Faithful readers of Kiwi Commons may recall an article from this August describing how teachers in Missouri were fighting a state law that would restrict online interaction between themselves and their students.
Chalk one up for teachers and free speech because the Missouri law has officially been repealed. The controversial law, enacted earlier this year, banned teachers from using websites that allow ‘exclusive access’ to students or former students under the age of 18.
According to David A. Lieb of AP, “The law generated an unexpected backlash, with teachers raising concerns they would be barred from using popular social media sites such as Facebook and Twitter that allow private messages.”
State legislators who voted overwhelmingly to pass the law this spring in an attempt to crack down on child abuse voted with equal enthusiasm to repeal it this fall. Nevertheless, the most recent bill sent to the governor requires local school districts to develop their own web safety policies by March 1.
Many teachers are relieved. The law, in their view, would have had unintended and very negative consequences. “For example, one teacher feared the law could have prevented her class from communicating with students in Australia through a closed website. Others raised concerns about the law’s effect on editing software for school yearbooks or on virtual classrooms, in which students communicate with direct messages,” writes the AP’s David A. Lieb.
The Missouri State Teachers Association must be pleased.

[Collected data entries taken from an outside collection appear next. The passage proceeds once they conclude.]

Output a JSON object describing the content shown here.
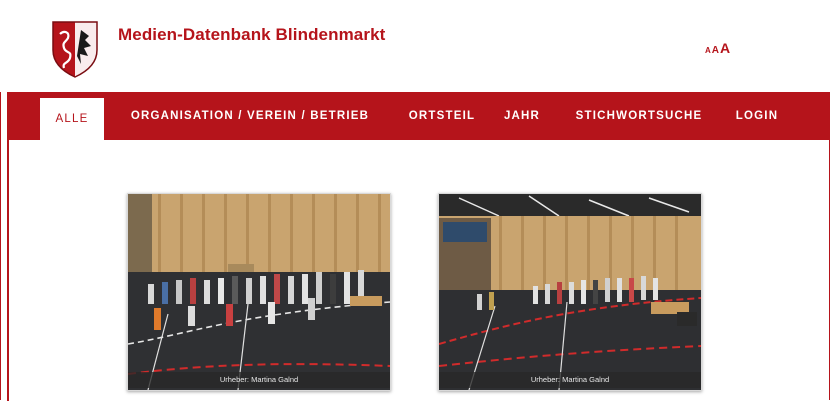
{
  "site": {
    "title": "Medien-Datenbank Blindenmarkt",
    "brand_color": "#b5141b",
    "logo_icon": "coat-of-arms-icon"
  },
  "font_size_controls": [
    "A",
    "A",
    "A"
  ],
  "nav": {
    "items": [
      {
        "label": "ALLE",
        "active": true
      },
      {
        "label": "ORGANISATION / VEREIN / BETRIEB",
        "active": false
      },
      {
        "label": "ORTSTEIL",
        "active": false
      },
      {
        "label": "JAHR",
        "active": false
      },
      {
        "label": "STICHWORTSUCHE",
        "active": false
      },
      {
        "label": "LOGIN",
        "active": false
      }
    ]
  },
  "gallery": {
    "items": [
      {
        "caption": "Urheber: Martina Galnd"
      },
      {
        "caption": "Urheber: Martina Galnd"
      }
    ]
  }
}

Their original reaction to the law earlier this year was decidedly unfavorable, “The act is so vague and over-broad that (teachers) cannot know with confidence what conduct is permitted and what is prohibited and thereby ‘chills’ the exercise of first amendment rights of speech, association, religion, collective bargaining and other constitutional rights.”
In a statement, Missouri Governor Jay Nixon said the new law ‘is not without flaws’ and added that school districts may have trouble coming up with policies to stop inappropriate contact between teachers and students without infringing on a teacher’s right to free speech.